Kadının çok ağrına giden bir şey de Sait’in cenazesini törenle gömememek olmuş:
“Hiç unutmayacağım. Sait’in cenazesini eve getirdim, kimsesiz, yetim gibi defnettim. Bu çok zoruma gitti. Aile, akrabalarımız vardı elbet, ama devlet cenaze törenine izin vermedi. Bir şehit hiç böyle uğurlanır mı hiç? Biz pırıl pırıl çocuklar kaybettik.”
Bundan sonrası için ne düşündüğünü soruyorum:
“Ben yaşadığım sürece barış kelimesini ağzıma almayacağım.
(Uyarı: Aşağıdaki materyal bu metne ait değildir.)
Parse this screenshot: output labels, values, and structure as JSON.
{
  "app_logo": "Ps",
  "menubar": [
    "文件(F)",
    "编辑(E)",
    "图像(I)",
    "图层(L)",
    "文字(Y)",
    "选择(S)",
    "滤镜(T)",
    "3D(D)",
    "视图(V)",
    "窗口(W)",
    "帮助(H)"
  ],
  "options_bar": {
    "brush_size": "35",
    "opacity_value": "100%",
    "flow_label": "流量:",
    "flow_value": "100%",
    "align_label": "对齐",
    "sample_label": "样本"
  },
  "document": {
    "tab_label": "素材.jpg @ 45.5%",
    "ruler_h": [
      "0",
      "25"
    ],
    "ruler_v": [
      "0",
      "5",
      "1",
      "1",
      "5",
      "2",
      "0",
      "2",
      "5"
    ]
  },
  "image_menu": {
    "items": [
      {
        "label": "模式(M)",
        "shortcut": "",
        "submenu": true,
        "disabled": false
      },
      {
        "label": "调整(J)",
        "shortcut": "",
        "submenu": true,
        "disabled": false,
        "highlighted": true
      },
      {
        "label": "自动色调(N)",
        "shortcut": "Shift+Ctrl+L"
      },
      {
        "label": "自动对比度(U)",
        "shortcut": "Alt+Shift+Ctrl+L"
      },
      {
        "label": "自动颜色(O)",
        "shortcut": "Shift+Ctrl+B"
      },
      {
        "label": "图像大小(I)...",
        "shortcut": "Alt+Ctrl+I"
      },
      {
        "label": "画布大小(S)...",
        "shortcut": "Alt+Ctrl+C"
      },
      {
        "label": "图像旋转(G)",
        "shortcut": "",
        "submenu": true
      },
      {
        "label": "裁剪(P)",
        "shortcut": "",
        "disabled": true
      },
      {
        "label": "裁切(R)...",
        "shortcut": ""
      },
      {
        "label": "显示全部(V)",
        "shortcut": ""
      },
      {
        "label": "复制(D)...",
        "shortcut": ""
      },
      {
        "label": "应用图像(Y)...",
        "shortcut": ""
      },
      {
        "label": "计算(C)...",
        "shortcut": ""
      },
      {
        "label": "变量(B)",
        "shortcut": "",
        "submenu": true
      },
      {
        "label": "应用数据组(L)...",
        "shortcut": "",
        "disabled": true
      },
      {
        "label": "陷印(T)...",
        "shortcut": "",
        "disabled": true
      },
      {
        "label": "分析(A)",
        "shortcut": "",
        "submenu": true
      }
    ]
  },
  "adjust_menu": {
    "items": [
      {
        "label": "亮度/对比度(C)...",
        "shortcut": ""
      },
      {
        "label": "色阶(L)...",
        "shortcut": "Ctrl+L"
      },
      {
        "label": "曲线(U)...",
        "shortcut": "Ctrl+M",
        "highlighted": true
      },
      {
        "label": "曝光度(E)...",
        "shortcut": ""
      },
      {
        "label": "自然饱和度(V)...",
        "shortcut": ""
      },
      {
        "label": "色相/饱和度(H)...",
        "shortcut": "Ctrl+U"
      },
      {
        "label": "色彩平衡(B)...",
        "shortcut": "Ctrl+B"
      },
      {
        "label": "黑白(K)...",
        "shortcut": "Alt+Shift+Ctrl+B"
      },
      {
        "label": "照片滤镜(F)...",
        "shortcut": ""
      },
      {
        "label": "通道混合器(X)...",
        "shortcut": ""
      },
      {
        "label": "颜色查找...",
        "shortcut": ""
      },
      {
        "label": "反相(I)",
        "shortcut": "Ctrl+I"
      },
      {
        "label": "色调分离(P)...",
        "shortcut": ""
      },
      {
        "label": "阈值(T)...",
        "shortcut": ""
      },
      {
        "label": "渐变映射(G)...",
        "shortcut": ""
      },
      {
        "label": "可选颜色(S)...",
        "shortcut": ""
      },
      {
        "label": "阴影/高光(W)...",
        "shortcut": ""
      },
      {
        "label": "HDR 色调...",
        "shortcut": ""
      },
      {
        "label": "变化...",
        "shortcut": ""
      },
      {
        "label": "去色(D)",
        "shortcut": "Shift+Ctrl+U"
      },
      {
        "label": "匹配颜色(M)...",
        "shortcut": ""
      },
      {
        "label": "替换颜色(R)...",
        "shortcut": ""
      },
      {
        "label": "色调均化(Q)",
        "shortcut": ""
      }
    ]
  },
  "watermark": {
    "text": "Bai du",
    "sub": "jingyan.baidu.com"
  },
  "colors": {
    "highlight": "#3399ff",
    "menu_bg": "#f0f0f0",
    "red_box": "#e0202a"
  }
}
Biz çocuklarımızı iyi yetiştirmek için varız. Bu kadar çocuğumu kaybettikten sonra dünya malını verseler istemem. Her şey anlamsız artık. Sağ olduğum sürece çocuklarımın davasının peşini bırakmayacağım.”
Sonra ekliyor:
“Bu sokaklar bana artık karabasan gibi geliyor. Tek sığındığım bazen Sait’in mezarına gitmek.”
Hezni ve Melike kapıya bizi uğurlamaya çıkıyorlar. Kadının elinde hala Sait ve Hacer’in resimleri var. Gülümseyerek sevgi ve şefkatle bakıyor Hacer’in resmine ve ekliyor:
“Hacer’in saçının bir teli olsaydı bana yeterdi.”